MONDAY, Nov. 23 (HealthDay News) –Young children of working parents may watch even more television every day than previous reports have found, especially kids in home-based day-care settings, a new study finds.
Researchers from Seattle Children’s Hospital and the University of Washington surveyed day-care directors to find out how much television viewing was available and then added on the estimated two or three hours a day of home viewing done by many preschoolers.
“If you add the TV from day-care setting to home viewing, you get about five hours a day,” said lead researcher Dr. Dimitri Christakis, director of the Center for Child Health, Behavior and Development at Seattle Children’s Research Institute and a professor of pediatrics at the University of Washington School of Medicine.
At home-based day care centers, the preschool-age children watched more — 2.4 hours a day on average — compared to 0.4 hours in center-based settings. The differences were less significant with toddlers and infants in home care who viewed 1.6 hours and 0.2 hours, respectively, compared with 0.1 hours for toddlers and none for infants in the centers.
The results, Christakis said, are surprising and somewhat alarming. “When you consider preschool kids are only awake for 12 hours a day, they are spending almost half their waking hours in front of the TV,” he said.
The study was published online Nov. 23 in advance of publication in the December issue of Pediatrics.
For the study, the researchers interviewed directors of 168 licensed child-care programs in four states, Florida, Massachusetts, Michigan and Washington. They asked the directors how many hours of television were usually watched. In all, the directors of 94 home-based programs and 74 center-based programs participated.
Those in home-based programs watched, on average, double the amount viewed in center-based programs.
“A lot of home-based day care programs are using a lot of ‘screen time’,” Christakis said, noting that many prior studies of TV viewing time rely on parent reports of home viewing and don’t ask about day-care viewing time.
The researchers did not ask specifics about the content of the program. “No doubt some is educational,” Christakis said. “But it really doesn’t matter. Even the best educational program is no substitute for real, live human interaction.”
His advice? “Parents should make a point of inquiring how much time the television is on “when searching for day care or with their current arrangement.”

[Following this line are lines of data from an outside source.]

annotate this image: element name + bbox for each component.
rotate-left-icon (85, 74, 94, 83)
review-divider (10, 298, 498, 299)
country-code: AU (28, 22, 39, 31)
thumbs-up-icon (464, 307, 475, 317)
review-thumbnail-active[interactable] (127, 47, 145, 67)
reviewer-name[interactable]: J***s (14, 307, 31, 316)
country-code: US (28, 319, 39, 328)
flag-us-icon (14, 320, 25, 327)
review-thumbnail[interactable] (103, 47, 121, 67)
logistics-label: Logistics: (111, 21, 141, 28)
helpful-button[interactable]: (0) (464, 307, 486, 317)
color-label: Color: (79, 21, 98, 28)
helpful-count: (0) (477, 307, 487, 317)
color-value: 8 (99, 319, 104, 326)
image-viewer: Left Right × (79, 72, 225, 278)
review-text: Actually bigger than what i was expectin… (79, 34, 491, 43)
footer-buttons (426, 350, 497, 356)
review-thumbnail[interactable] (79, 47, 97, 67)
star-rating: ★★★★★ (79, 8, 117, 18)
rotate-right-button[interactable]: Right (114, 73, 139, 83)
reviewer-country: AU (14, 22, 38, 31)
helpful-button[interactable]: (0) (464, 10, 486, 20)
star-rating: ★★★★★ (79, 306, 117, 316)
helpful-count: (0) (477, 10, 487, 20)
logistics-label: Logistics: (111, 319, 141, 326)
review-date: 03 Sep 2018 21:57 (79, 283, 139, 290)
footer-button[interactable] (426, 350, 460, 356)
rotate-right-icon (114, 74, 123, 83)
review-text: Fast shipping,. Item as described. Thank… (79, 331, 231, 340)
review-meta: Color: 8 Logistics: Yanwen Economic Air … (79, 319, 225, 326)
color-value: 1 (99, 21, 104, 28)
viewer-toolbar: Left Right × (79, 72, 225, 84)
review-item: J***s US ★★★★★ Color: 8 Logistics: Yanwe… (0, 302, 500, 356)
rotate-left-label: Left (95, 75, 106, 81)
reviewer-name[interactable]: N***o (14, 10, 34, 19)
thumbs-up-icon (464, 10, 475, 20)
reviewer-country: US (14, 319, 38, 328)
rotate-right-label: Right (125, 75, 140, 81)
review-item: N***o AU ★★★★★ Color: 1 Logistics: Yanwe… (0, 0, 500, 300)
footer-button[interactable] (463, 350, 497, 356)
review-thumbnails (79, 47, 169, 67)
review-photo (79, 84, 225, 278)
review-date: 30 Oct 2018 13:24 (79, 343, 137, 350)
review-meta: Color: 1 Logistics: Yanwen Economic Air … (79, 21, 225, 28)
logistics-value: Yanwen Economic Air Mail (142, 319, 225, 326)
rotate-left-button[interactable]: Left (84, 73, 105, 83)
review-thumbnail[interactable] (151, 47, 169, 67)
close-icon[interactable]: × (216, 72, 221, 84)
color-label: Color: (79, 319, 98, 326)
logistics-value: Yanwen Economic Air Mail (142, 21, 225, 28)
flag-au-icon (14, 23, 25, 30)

And, he said, if there is too much television viewing at day care, parents can adjust downward the TV time at home. He cites the recommendation from the American Academy of Pediatrics, suggesting no TV for the first two years and a daily limit of one to two hours for older children. Less than that is even better, Christakis said.
The findings don’t surprise David Bickham, a research scientist at the Center on Media and Child Health at Children’s Hospital Boston and an instructor of pediatrics at Harvard Medical School. “I think it’s an important study,” he said, agreeing that researchers often overlook TV time in day-care settings.
”I do think they have touched on something unique here that is very important,” Bickham said. While TV can be educational, Bickham suspects that at day care, television is “often used as a way to fill the time.”
The message on this is clear, Bickham and Christakis agreed. “Parents need to go and talk to their day-care center and find out what is going on with media use,” Bickham said.
When shopping for day care, parents may want to ask about the director’s educational background, the findings suggest. In home-based programs in which the director had a two- or four-year college degree, TV was watched less than in those centers where the directors did not have a college background, Christakis found.
Too much screen time, especially at day care, may mean that preschoolers miss out on opportunities to interact, socialize and learn language and other skills, both Bickham and Christakis said.